Anyway, the concert tonight saw the Rats line up consisting of original members Bob Geldof (lead vocals), Pete Briquette (bass), Simon Crowe (drums) and Garry Roberts (guitar), as well as two tour recruits on guitar and keyboards. The set started with a video sequence on a big graphics display at the back of the stage, showing re-worked album covers, members of the band, the Rats’ logo and even at one point a rat being shot (many gasps in the audience for that one!!!), before the gathered throng raised the roof as the band came on stage, kicking things off with “(I Never Loved) Eva Braun”. The hits poured out of the P.A. system at break-neck speed, with Bob Geldof up there being, not acting, just being, the definitive front man. Whatever your thoughts or views about Bob, whether you love him or loathe him, none of that matters one wit when he’s on that stage in front of you – his stage presence is quite simply massive. He struts back and forth across the front of the stage like a defiant punk peacock, resplendent in a “fake snakeskin suit”, wild hair and, to quote Tim Dorney of Republica (I’m such a name dropper!!!), throwing out some interesting shapes with his gestures and poses. The close-to- sell-out crowd could just not get enough. At 63 years of age, it’s a safe bet to say that he’s still got it. An hour and a half of classic Rats tunes and anthems followed covering the hits such as “Rat Trap”, “Like Clockwork”, “She’s So Modern”, “Mary of the Fourth Form”, “Looking After Number One”, “Someone’s Looking At You”, “Banana Republic” and of course, the legendary “I don’t Like Mondays” which saw Bob starting something of a sing-a-long, which we of course all joined in with because you don’t not sing-a-long-a-Bob!!! Every song was performed in the way in which it was originally written, they were performed with precision and prowess and certainly to my total surprise (a pleasant one I must add), sounding as fresh today as they sounded back in the post-punk/New Wave era of the late 1970’s. Between songs, Bob raconteured and interacted with the crowd, telling a whole manner of stories, including the reasons for the “fake snakeskin suit” – entertaining, funny and totally Bob.

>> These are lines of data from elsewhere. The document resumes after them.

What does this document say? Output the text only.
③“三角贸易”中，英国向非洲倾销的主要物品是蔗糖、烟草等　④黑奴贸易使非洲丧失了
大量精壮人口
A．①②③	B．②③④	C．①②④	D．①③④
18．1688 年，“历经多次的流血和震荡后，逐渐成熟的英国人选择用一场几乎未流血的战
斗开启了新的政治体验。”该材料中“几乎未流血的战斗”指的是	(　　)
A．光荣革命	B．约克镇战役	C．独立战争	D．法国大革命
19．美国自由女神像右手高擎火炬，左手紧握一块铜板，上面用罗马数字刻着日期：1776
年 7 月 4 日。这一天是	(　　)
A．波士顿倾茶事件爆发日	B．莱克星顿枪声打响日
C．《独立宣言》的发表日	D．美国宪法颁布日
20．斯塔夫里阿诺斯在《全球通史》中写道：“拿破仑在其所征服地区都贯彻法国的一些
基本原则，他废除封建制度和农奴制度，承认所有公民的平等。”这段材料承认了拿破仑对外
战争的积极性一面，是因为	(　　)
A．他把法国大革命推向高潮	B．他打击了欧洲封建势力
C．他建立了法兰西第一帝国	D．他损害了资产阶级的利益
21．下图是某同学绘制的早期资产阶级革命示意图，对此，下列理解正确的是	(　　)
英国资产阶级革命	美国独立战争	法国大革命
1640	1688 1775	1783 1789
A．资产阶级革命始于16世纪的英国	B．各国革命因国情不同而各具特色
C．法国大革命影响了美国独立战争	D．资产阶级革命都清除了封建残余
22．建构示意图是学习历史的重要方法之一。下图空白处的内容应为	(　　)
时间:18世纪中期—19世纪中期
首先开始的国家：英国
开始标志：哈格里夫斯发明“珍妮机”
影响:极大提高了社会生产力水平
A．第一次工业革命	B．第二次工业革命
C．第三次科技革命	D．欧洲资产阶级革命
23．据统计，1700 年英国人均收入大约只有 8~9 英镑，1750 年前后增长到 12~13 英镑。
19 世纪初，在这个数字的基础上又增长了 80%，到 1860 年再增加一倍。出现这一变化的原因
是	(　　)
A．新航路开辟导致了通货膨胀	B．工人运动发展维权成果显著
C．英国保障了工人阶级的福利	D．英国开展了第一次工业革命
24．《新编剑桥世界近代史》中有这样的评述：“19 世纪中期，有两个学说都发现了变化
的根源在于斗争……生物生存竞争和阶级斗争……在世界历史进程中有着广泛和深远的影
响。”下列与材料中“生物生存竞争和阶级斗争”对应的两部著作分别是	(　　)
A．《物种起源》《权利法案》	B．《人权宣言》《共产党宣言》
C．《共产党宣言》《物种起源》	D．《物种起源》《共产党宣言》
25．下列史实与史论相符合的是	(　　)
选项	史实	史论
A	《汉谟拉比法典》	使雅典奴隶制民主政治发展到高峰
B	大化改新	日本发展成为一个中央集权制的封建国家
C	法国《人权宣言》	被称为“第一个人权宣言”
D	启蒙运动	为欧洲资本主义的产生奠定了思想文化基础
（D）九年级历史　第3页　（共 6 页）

So far it’s all been about Bob, but mention has to be made of the other band members who put in an equally full on performance. You couldn’t help but see that these guys were enjoying every minute of this gig, they played each others’ instruments, dived about the stage and threw those interesting shapes with exacting gusto. And you have to keep in mind that these guys are all hitting 60 years of age – I’ve seen bands with average ages only a third of that who couldn’t give and perform as the Rats did tonight. And that graphics back drop really set the scene for each song, adding quirky cartoon graphics, video clips et al – all said and done, it could be whispered that we had too much to look at, but I’m not the complaining sort.
The set ended with “Rat Trap” which sent the crowd into overdrive which saw Bob and the Rats return for a three-song encore comprising “Me and Howard Hughes” (a curious choice, but boy did it work!!!), “Diamond Smiles” and a new mega-clubby/techno-ish track called “The Boomtown Rats” which brought the roof down.
In short, the Boomtown Rats are a must-see act, end of story – if they’re playing their brand of original old-skool, high-octane New Wave near you – go, you’ll be very glad you did. It’s fair to say that a lot of the new, younger bands around on the gigging circuit at this time would do well to see the Rats do their thing because they have those all-important three elements of what constitutes a great show that I mentioned earlier – style, presentation and performance.